Un fenómeno nuevo —medio tabú, medio alivio—: Navidades sin cuñados, sin anexos políticos, sin invitados por compromiso. No como acto de rebeldía, no como egoísmo, sino como acto de bienestar
Las expectativas y su coste emocional
Cuando una celebración exige que todos estemos felices por decreto, cualquier emoción discordante se vive como un fracaso. Por eso, diciembre se llena de sonrisas ensayadas, de brindis que no dicen nada y de conversaciones que evitan todo lo importante. La hipocresía no siempre es maldad: en ocasiones es un simple mecanismo de supervivencia, pero el coste emocional es alto. Un mes entero intentando agradar puede desgastar más que unir. Por eso conviene resaltar que romper una tradición no es, necesariamente, romper una familia: es permitir que los lazos que nos unen se vuelvan más flexibles.
El informe también revela el reverso emocional de diciembre: un 17,4% de la población afirma haber tenido más conflictos con amigos, pareja o familia que en cualquier otro momento del año, la mitad asegura que la relación de pareja se resiente en estas fechas y un 39% admite tensiones con la familia política.
El género también influye: según el estudio, las mujeres reportan más estrés que los hombres durante la Navidad (55,7% frente a 42,5%). Por ejemplo, ellas cargan con mayor presión en la preparación de comidas y cenas (52,6% frente a 37,5%) y declaran más estrés asociado a la planificación que ellos.
Las nuevas Navidades
Las nuevas Navidades no siempre suenan a villancicos. A veces llevan pijama todo el día, un menú mínimo, llamadas selectivas, un paseo sin horario. En ocasiones, consisten en no salir de casa. Otras, en viajar lejos o en elegir compañía por afecto y no por parentesco. Hay abuelos que descansan, hijos que reparten días, parejas que alternan años, hermanos que postergan la celebración a enero. Esa flexibilidad era impensable hace dos generaciones. Hoy es supervivencia afectiva y procura testimonios como el de C., madre de cinco hijos y abuela de ocho nietos: “He sido anfitriona durante treinta y dos años, y solo pensar en diciembre me agotaba. Las pasadas Navidades les dije a mis hijos que no cocinaría. Creí que se enfadarían, pero vinieron con comida hecha y por primera vez me senté a la mesa sin tener que estar entrando y saliendo de la cocina constantemente”, o el de P., que se acerca a la treintena: “Mis padres se separaron y la Navidad se convirtió en una negociación de fechas. Fue así durante años. Este año les dije que no podía más, que prefería verlos por separado en enero y se lo tomaron mejor de lo que esperaba”.

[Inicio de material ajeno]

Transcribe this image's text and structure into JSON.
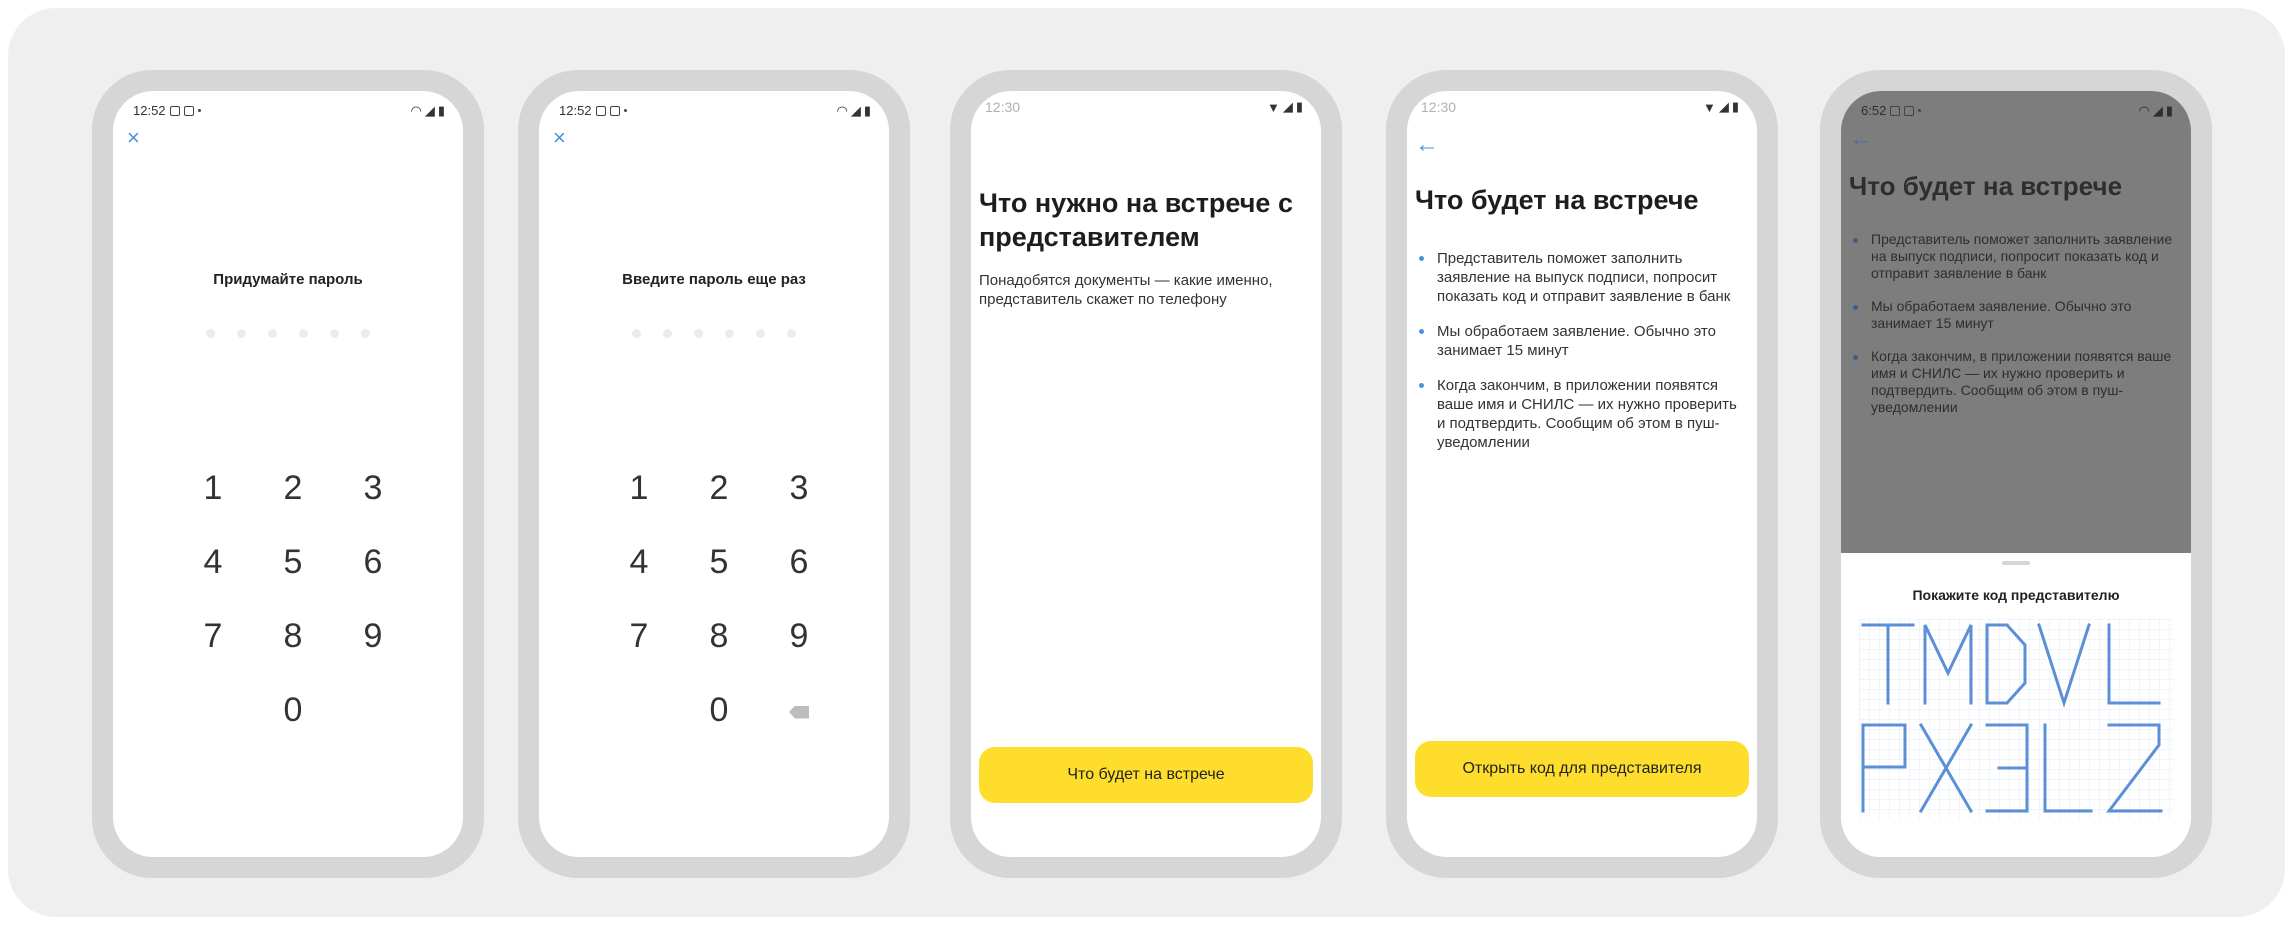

Dejemos de preguntarnos cómo mantener ciertas tradiciones, sino qué tradiciones merecen seguir vivas
Las típicas preguntas
V. tiene 33 años, está soltera y me cuenta que las cenas familiares en Navidad, en su caso, son un concurso no declarado por saber quién compra mejor vino, quién lleva el jamón más caro, a quién le va mejor en el trabajo. Y sigue: “Cuando mis tíos no hablan de ellos, me hacen las típicas preguntas a mí: que si tengo novio, que por qué no lo tengo, que si quiero ser madre. Y cuando no son preguntas, son juicios tipo 'se te va a pasar el arroz'. Siempre es lo mismo, nunca me gusta y no me acostumbro”.
Dejemos de preguntarnos cómo mantener ciertas tradiciones, sino qué tradiciones merecen seguir vivas. Esto tiene que ver con lo que realmente nos hace bien, con lo que nos une de manera genuina. Hagamos que la Navidad sea nuestra y no de nuestras costumbres. No temamos decir que hay Navidades en familia que no son felices. La frase “la familia es lo primero” suena preciosa —y en muchos casos es así—, pero, a veces, lo primero es la salud mental.